Sekolahku terletak tak jauh diantara pasar ikan dan tempat pembuangan sampah, sungguh menyiksa memang tapi begitulah fasilitas yg cocok bagi anak-anak seperti kami. Sekolah Menengah Atas lulus itu sudah cukup, tak ada gairah untuk melanjutkan penggapaian cita-cita yg lebih. Semangat pak Karto mengajar tak seperti semangat kami sbg murid yg belajar, berada ditempat kumuh dan lingkungan lokalisasi murahan itu mengubur angan-angan Sentot Prawirodirjo "kemerdekaan indonesia diiringi dengan kemerdekaan pendidikan".

Sudah empat puluh lima menit pak Karto menjelaskan pelajaran sejarah, dia teriak tegas selama itukah bangsa ini dijajah oleh kompeni, selama itukah kita didera kebodohan, negara yg luasnya tak lebih dari sepertiga pulau jawa bisa membodohi negara kita yg besar.
"Anakku apa yg akan kalian perbuat jika sdh lulus nanti?" Tanyanya.
Semua diam, semua bengong, semua saling melirik.
"Mau jadi buruh cuci, atau tukang ojek, atau bahkan kuli? Kalian sebenarnya bisa berbuat banyak. Nita...berapa jauh kampus Undip darisini?".
Yg ditanya tak langsung jawab, lalu pak Karto melanjutkan "hanya tinggal naik satu kali angkot, kalian bs meneruskan kemerdekaan bangsa ini dengan cita-cita yg besar, memang tak mudah menembus gedung yg megah itu, kompeni berkulit gelap lebih keji dari kompeni kulit putih, mereka menjajah kalian dengan melambungkan biaya sarjana, bapak berharap semangat kalian tak hanya seperti semangat caleg-caleg yg gagal, lakukan seperti semangat jendral Sudirman menyingkirkan penjajahan...!!!"

Tak berapa lama pak Karto menutup buku bersampul biru sambil melihat jam yg melingkar ditangannya, sudah saatnya dia meninggalkan pelajaran.

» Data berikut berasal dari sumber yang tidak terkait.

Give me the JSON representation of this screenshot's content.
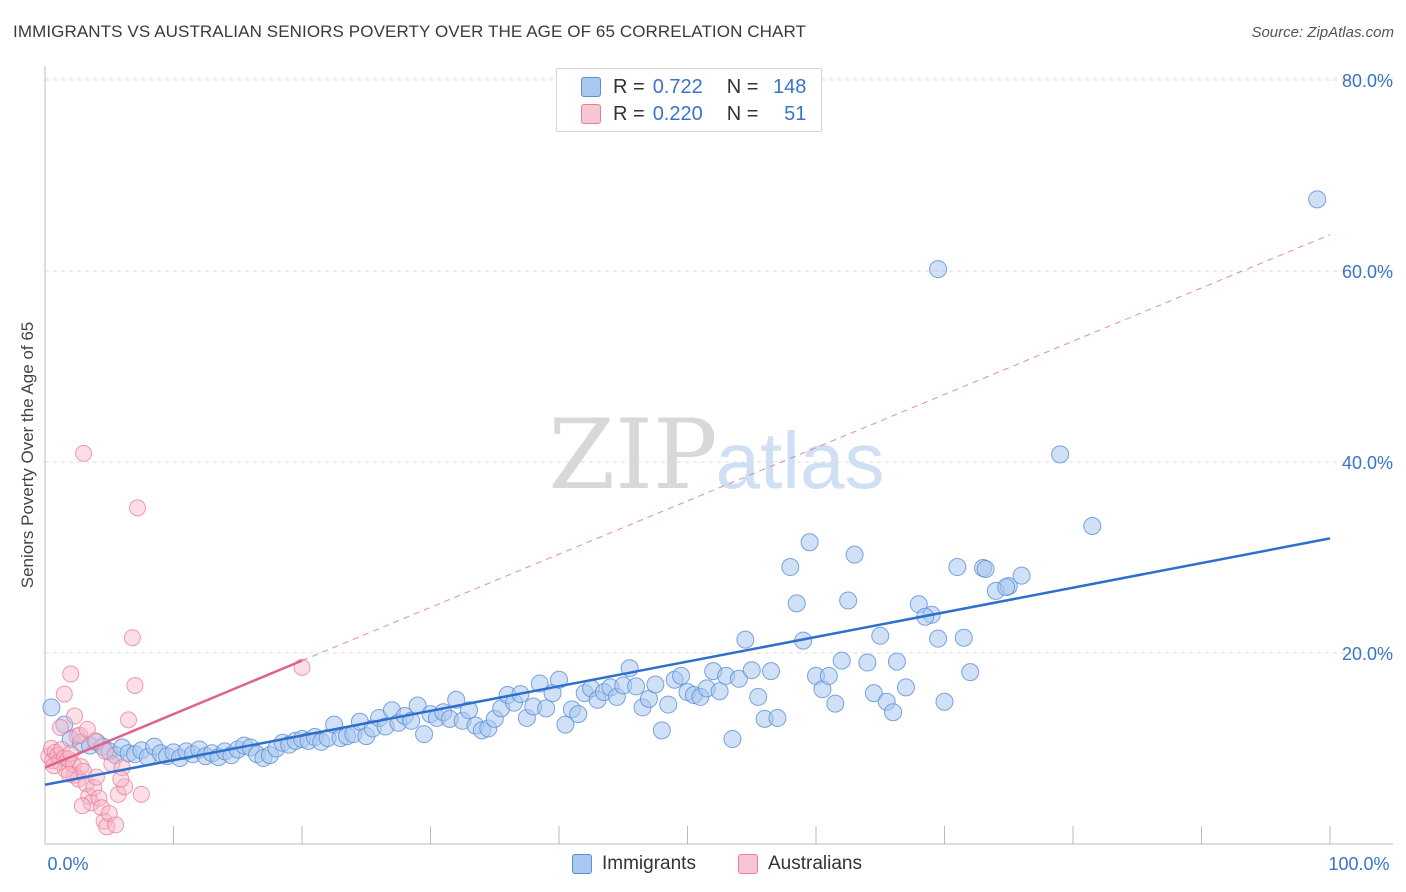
{
  "header": {
    "title": "IMMIGRANTS VS AUSTRALIAN SENIORS POVERTY OVER THE AGE OF 65 CORRELATION CHART",
    "source": "Source: ZipAtlas.com"
  },
  "watermark": {
    "part1": "ZIP",
    "part2": "atlas"
  },
  "legend": {
    "rows": [
      {
        "r_label": "R =",
        "r_value": "0.722",
        "n_label": "N =",
        "n_value": "148"
      },
      {
        "r_label": "R =",
        "r_value": "0.220",
        "n_label": "N =",
        "n_value": "51"
      }
    ],
    "bottom": [
      "Immigrants",
      "Australians"
    ]
  },
  "colors": {
    "immigrants_fill": "#a9c8f0",
    "immigrants_stroke": "#5b8fd4",
    "immigrants_line": "#2f6fcc",
    "australians_fill": "#f7b6c8",
    "australians_stroke": "#e77d9b",
    "australians_line": "#e0628b",
    "axis_label_blue": "#3a74c8"
  },
  "chart_data": {
    "type": "scatter",
    "title": "IMMIGRANTS VS AUSTRALIAN SENIORS POVERTY OVER THE AGE OF 65 CORRELATION CHART",
    "xlabel": "",
    "ylabel": "Seniors Poverty Over the Age of 65",
    "xlim": [
      0,
      100
    ],
    "ylim": [
      0,
      80
    ],
    "x_tick_labels": [
      "0.0%",
      "100.0%"
    ],
    "y_ticks": [
      20,
      40,
      60,
      80
    ],
    "y_tick_labels": [
      "20.0%",
      "40.0%",
      "60.0%",
      "80.0%"
    ],
    "grid": true,
    "legend_position": "top-center",
    "series": [
      {
        "name": "Immigrants",
        "r": 0.722,
        "n": 148,
        "trend": {
          "x": [
            0,
            100
          ],
          "y": [
            6.2,
            32.0
          ]
        },
        "points": [
          [
            0.5,
            14.3
          ],
          [
            1.5,
            12.5
          ],
          [
            2,
            11
          ],
          [
            2.8,
            10.6
          ],
          [
            3.5,
            10.3
          ],
          [
            4,
            10.7
          ],
          [
            4.5,
            10.2
          ],
          [
            5,
            9.7
          ],
          [
            5.5,
            9.3
          ],
          [
            6,
            10.1
          ],
          [
            6.5,
            9.5
          ],
          [
            7,
            9.4
          ],
          [
            7.5,
            9.8
          ],
          [
            8,
            9.1
          ],
          [
            8.5,
            10.2
          ],
          [
            9,
            9.5
          ],
          [
            9.5,
            9.2
          ],
          [
            10,
            9.6
          ],
          [
            10.5,
            9.0
          ],
          [
            11,
            9.7
          ],
          [
            11.5,
            9.4
          ],
          [
            12,
            9.9
          ],
          [
            12.5,
            9.2
          ],
          [
            13,
            9.5
          ],
          [
            13.5,
            9.1
          ],
          [
            14,
            9.7
          ],
          [
            14.5,
            9.3
          ],
          [
            15,
            9.9
          ],
          [
            15.5,
            10.3
          ],
          [
            16,
            10.1
          ],
          [
            16.5,
            9.4
          ],
          [
            17,
            9.0
          ],
          [
            17.5,
            9.3
          ],
          [
            18,
            10.0
          ],
          [
            18.5,
            10.6
          ],
          [
            19,
            10.4
          ],
          [
            19.5,
            10.8
          ],
          [
            20,
            11.0
          ],
          [
            20.5,
            10.8
          ],
          [
            21,
            11.2
          ],
          [
            21.5,
            10.7
          ],
          [
            22,
            11.1
          ],
          [
            22.5,
            12.5
          ],
          [
            23,
            11.1
          ],
          [
            23.5,
            11.3
          ],
          [
            24,
            11.5
          ],
          [
            24.5,
            12.8
          ],
          [
            25,
            11.3
          ],
          [
            25.5,
            12.1
          ],
          [
            26,
            13.2
          ],
          [
            26.5,
            12.3
          ],
          [
            27,
            14.0
          ],
          [
            27.5,
            12.7
          ],
          [
            28,
            13.4
          ],
          [
            28.5,
            12.9
          ],
          [
            29,
            14.5
          ],
          [
            29.5,
            11.5
          ],
          [
            30,
            13.6
          ],
          [
            30.5,
            13.2
          ],
          [
            31,
            13.8
          ],
          [
            31.5,
            13.1
          ],
          [
            32,
            15.1
          ],
          [
            32.5,
            12.9
          ],
          [
            33,
            14.0
          ],
          [
            33.5,
            12.4
          ],
          [
            34,
            11.9
          ],
          [
            34.5,
            12.1
          ],
          [
            35,
            13.1
          ],
          [
            35.5,
            14.2
          ],
          [
            36,
            15.6
          ],
          [
            36.5,
            14.8
          ],
          [
            37,
            15.7
          ],
          [
            37.5,
            13.2
          ],
          [
            38,
            14.4
          ],
          [
            38.5,
            16.8
          ],
          [
            39,
            14.2
          ],
          [
            39.5,
            15.8
          ],
          [
            40,
            17.2
          ],
          [
            40.5,
            12.5
          ],
          [
            41,
            14.1
          ],
          [
            41.5,
            13.6
          ],
          [
            42,
            15.8
          ],
          [
            42.5,
            16.3
          ],
          [
            43,
            15.1
          ],
          [
            43.5,
            15.9
          ],
          [
            44,
            16.4
          ],
          [
            44.5,
            15.4
          ],
          [
            45,
            16.6
          ],
          [
            45.5,
            18.4
          ],
          [
            46,
            16.5
          ],
          [
            46.5,
            14.3
          ],
          [
            47,
            15.2
          ],
          [
            47.5,
            16.7
          ],
          [
            48,
            11.9
          ],
          [
            48.5,
            14.6
          ],
          [
            49,
            17.2
          ],
          [
            49.5,
            17.6
          ],
          [
            50,
            15.9
          ],
          [
            50.5,
            15.6
          ],
          [
            51,
            15.4
          ],
          [
            51.5,
            16.3
          ],
          [
            52,
            18.1
          ],
          [
            52.5,
            16.0
          ],
          [
            53,
            17.6
          ],
          [
            53.5,
            11.0
          ],
          [
            54,
            17.3
          ],
          [
            54.5,
            21.4
          ],
          [
            55,
            18.2
          ],
          [
            55.5,
            15.4
          ],
          [
            56,
            13.1
          ],
          [
            56.5,
            18.1
          ],
          [
            57,
            13.2
          ],
          [
            58,
            29.0
          ],
          [
            58.5,
            25.2
          ],
          [
            59,
            21.3
          ],
          [
            59.5,
            31.6
          ],
          [
            60,
            17.6
          ],
          [
            60.5,
            16.2
          ],
          [
            61,
            17.6
          ],
          [
            62,
            19.2
          ],
          [
            62.5,
            25.5
          ],
          [
            63,
            30.3
          ],
          [
            64,
            19.0
          ],
          [
            64.5,
            15.8
          ],
          [
            65,
            21.8
          ],
          [
            65.5,
            14.9
          ],
          [
            66,
            13.8
          ],
          [
            67,
            16.4
          ],
          [
            68,
            25.1
          ],
          [
            69,
            24.0
          ],
          [
            69.5,
            21.5
          ],
          [
            70,
            14.9
          ],
          [
            71,
            29.0
          ],
          [
            71.5,
            21.6
          ],
          [
            72,
            18.0
          ],
          [
            73,
            28.9
          ],
          [
            74,
            26.5
          ],
          [
            75,
            27.0
          ],
          [
            76,
            28.1
          ],
          [
            81.5,
            33.3
          ],
          [
            79,
            40.8
          ],
          [
            69.5,
            60.2
          ],
          [
            99,
            67.5
          ],
          [
            73.2,
            28.8
          ],
          [
            74.8,
            26.9
          ],
          [
            68.5,
            23.8
          ],
          [
            66.3,
            19.1
          ],
          [
            61.5,
            14.7
          ]
        ]
      },
      {
        "name": "Australians",
        "r": 0.22,
        "n": 51,
        "trend": {
          "x": [
            0,
            20
          ],
          "y": [
            8.0,
            19.2
          ]
        },
        "dashed_extension": {
          "x": [
            20,
            100
          ],
          "y": [
            19.2,
            63.8
          ]
        },
        "points": [
          [
            0.3,
            9.2
          ],
          [
            0.5,
            10.0
          ],
          [
            0.6,
            8.7
          ],
          [
            0.8,
            9.6
          ],
          [
            1.0,
            9.3
          ],
          [
            1.1,
            8.6
          ],
          [
            1.3,
            9.9
          ],
          [
            1.5,
            9.0
          ],
          [
            1.6,
            7.8
          ],
          [
            1.8,
            8.9
          ],
          [
            2.0,
            9.5
          ],
          [
            2.2,
            8.3
          ],
          [
            2.3,
            7.2
          ],
          [
            2.5,
            11.3
          ],
          [
            2.6,
            6.8
          ],
          [
            2.8,
            8.1
          ],
          [
            3.0,
            7.6
          ],
          [
            3.2,
            6.3
          ],
          [
            3.4,
            5.0
          ],
          [
            3.6,
            4.3
          ],
          [
            3.8,
            5.9
          ],
          [
            4.0,
            7.0
          ],
          [
            4.2,
            4.8
          ],
          [
            4.4,
            3.8
          ],
          [
            4.6,
            2.4
          ],
          [
            4.8,
            1.8
          ],
          [
            5.0,
            3.2
          ],
          [
            5.2,
            8.4
          ],
          [
            5.5,
            2.0
          ],
          [
            5.7,
            5.2
          ],
          [
            6.0,
            8.0
          ],
          [
            6.2,
            6.0
          ],
          [
            6.5,
            13.0
          ],
          [
            6.8,
            21.6
          ],
          [
            7.0,
            16.6
          ],
          [
            7.2,
            35.2
          ],
          [
            7.5,
            5.2
          ],
          [
            3.0,
            40.9
          ],
          [
            1.5,
            15.7
          ],
          [
            2.0,
            17.8
          ],
          [
            2.3,
            13.4
          ],
          [
            1.2,
            12.2
          ],
          [
            2.7,
            11.4
          ],
          [
            3.3,
            12.0
          ],
          [
            20,
            18.5
          ],
          [
            0.7,
            8.2
          ],
          [
            1.9,
            7.3
          ],
          [
            3.9,
            10.8
          ],
          [
            4.7,
            9.7
          ],
          [
            5.9,
            6.8
          ],
          [
            2.9,
            4.0
          ]
        ]
      }
    ]
  }
}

Tiba-tiba sekelebat aku melihat tangan Bagus meremas dada Dina.
"Apaan sih lu???" bela Dina.
"Cantik...ntar malem gw pke lu" balas Bagus.
"Anjritttt...apa lu bilang...bangke lu...!!!"
"Gw punya stok banyak, kita nyimeng bareng-bareng, persetan bangsa ini merdeka, yg penting nih malem kt nikmati indahnya surga..." lanjutnya.
"yukkk...gw ikutan dong" timpal Lastri.